“Yerinizi ayırtabilirim.”

Yazar -

“Yerinizi ayırtabilirim.”  

Kamu bankalarının konut kredisi faizlerini yüzde 1’in altına çektiği gün bazı ev sahiplerinin satıştaki evlerinin fiyatlarını arttırdığını gördük. Bir an önce satılsın diye evini banka ekspertiz değerinin çok altında satışa çıkaranların bile olduğu bu ortamda neyin zammı hala anlaşılır değil. Bir panik ve fırsat çıkmazındalar.

 

Emlak piyasasında birçok etkenin arasında fiyatları belirleyen İki önemli başlık var.

1-  Maliyet. Bu baktığımızda, inşaat maliyetleri Haziran ayında bir önceki yılın aynı ayına göre yüzde 21 arttı. Bu tablo fiyatların er veya geç yükseleceğini söylüyor.

2- Talep. Ama bir de talep tarafı var. Ortada konut almak isteyen insan yoksa neye nasıl zam yaparsın? Talebi belirleyen faktörleri de uzun ve kısa vadeli diye ayırabiliriz. Uzun vadeli etkenler nüfus hareketlerinden oluşur. Yani evlenmeler, boşanmalar, göçler gibi. Evlenen veya boşananlar, başka bir eve taşınmak zorunda mı? Zorunda… Türkiye’de evliliklerde gerileme, boşanmalarda patlama var mı? Var... İlimizde 2018 yılı 31 Aralık verilerine göre, 2 bin 176 evlilik + 654 boşanma = Yılda 3000 bin konut talebi cepte. Birde buna İlimizin aldığı göç ilave edilirse uzun vadede konut fiyatlarının yukarı yönde hareket edeceği gerçeği karşımıza çıkar.

 

Şu anda krizdeyiz ve ben o kadar uzun yaşayamam, kısa vadeli dinamikler ne diyor hocam.
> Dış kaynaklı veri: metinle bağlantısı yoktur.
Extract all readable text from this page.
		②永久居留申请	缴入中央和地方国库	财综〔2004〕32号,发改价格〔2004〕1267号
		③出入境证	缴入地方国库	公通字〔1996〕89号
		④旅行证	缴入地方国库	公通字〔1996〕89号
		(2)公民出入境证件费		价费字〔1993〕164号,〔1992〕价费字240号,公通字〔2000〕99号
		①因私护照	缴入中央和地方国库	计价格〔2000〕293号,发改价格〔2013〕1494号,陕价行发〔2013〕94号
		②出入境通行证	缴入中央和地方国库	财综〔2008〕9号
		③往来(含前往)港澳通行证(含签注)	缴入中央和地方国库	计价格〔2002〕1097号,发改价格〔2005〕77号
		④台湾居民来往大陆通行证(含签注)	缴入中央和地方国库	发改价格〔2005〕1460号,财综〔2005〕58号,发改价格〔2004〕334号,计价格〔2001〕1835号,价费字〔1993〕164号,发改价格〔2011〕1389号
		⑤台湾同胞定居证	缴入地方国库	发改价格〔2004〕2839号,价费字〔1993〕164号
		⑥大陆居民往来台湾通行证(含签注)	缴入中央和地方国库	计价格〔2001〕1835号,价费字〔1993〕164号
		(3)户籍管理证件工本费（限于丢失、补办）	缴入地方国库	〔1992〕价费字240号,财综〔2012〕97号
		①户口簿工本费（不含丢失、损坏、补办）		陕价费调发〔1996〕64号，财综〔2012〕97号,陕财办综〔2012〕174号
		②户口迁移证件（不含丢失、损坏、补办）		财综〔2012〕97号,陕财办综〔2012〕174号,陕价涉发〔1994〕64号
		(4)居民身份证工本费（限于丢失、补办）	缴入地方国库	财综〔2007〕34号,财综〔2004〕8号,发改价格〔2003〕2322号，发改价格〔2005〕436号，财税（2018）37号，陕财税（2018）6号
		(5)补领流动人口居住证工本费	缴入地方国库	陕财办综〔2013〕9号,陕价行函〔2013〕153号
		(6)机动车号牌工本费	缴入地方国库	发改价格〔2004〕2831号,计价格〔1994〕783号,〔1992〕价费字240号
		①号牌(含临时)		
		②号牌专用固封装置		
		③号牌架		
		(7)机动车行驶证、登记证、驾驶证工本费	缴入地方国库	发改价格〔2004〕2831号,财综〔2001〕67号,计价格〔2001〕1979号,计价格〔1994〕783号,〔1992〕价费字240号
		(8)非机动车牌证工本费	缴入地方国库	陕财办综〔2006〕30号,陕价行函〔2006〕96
Kısa vadeli dinamiklerin başı tüketici psikolojisidir. Tüketici kısa vadede konut fiyatlarının artmayacağına inanıyorsa, fiyatlar gerçekten de artmaz. Bulunduğumuz ortam tam da bu. Ekonomik krizi iliklerimize kadar hissettiriyor kendini. Nakite sıkışıp bir an önce para bulabilmek için evlerini rayiç bedelinin altında satışa çıkaran çok fazla insan var. Bunlara konuttaki arz fazlasını da ekleyelim... İlimiz genelinde 10-12 bin boş konut stoğundan söz ediliyor. Bu stok temizlenmeden fiyatların yükselmesi mümkün mü? Tabi ki değil.

 

Kısa bir süre önce herkes emlak balonu var mı, yok mu diye tartışıyordu. Konut piyasasını emlak değerleme uzmanlarından gelen veriler ışığında şehir şehir, semt semt izleyen Endeksa’nın verileri iyi analiz edilirse tartışmaya noktayı koyarsınız. “Evet, bir emlak balonu vardı ve şu anda patlıyor.”

 

Bu krizin tamamen rant kavgasından kaynaklandığını söyleyebiliriz. Kabul edelim ya da etmeyelim artık getirim ekonomisi bitme noktasına geldi. Üretmeden tüketmek ve üretmeden kazanmak anlayışlarına sahip olan iktidar bu anlayışını on yedi yıldır topluma hakim kılmaya çalıştı. Bir tarafta zenginleştirdiği küçük bir grup, diğer tarafta ise yoksullaştırdığı milyonlar... Değil balon düdüklü tencere olsa patlar. Evet, bu sistem çöktü. Üretmeden tüketmek, bağları bahçeleri, en değerli meraları imara açma, büyükşehirlerdeki yeşil alanlara AVM'ler yapma, sahil şeridine, yaktığımız ormanlara lüks konutlar ve hoteller kondurma dönemi bitti. Gelinen noktada neler mi var? Yolsuzluk, yoksulluk, umutsuzluk ve güvensizlik... 

 

Hatırlıyoruz değil mi? Lüleburgaz'da gayrimenkul fiyatları bir dönem İstanbul ile Paris ile kıyaslanıyordu. Matematik bilmeyenlerin yaptığı bir hesaptı bu zaten. Ülke olarak ekonomimiz ne Amerika ne Almanya ne de Fransa… Ülke olarak bir bahar yaşadık. Yalancı bahar. Şimdi karakış “Bu kış zor geçecek” tir tir titriyoruz. Bunu görüp kabullenenler ıhlamur stokuna başladı. Bu durumu göremeyenler ise halen siyasetçilerin "Amerika ve Fransa bizi kıskanıyor" yalanlarına inananlar. Onların sonu Zatürre… Yeni yapılan hastanemiz bu süreçte yetişmeyebilir. Önerim, Medikent’te tanıdıklarım var.” Yerinizi ayırtabilirim. Sevgiyle Kalın.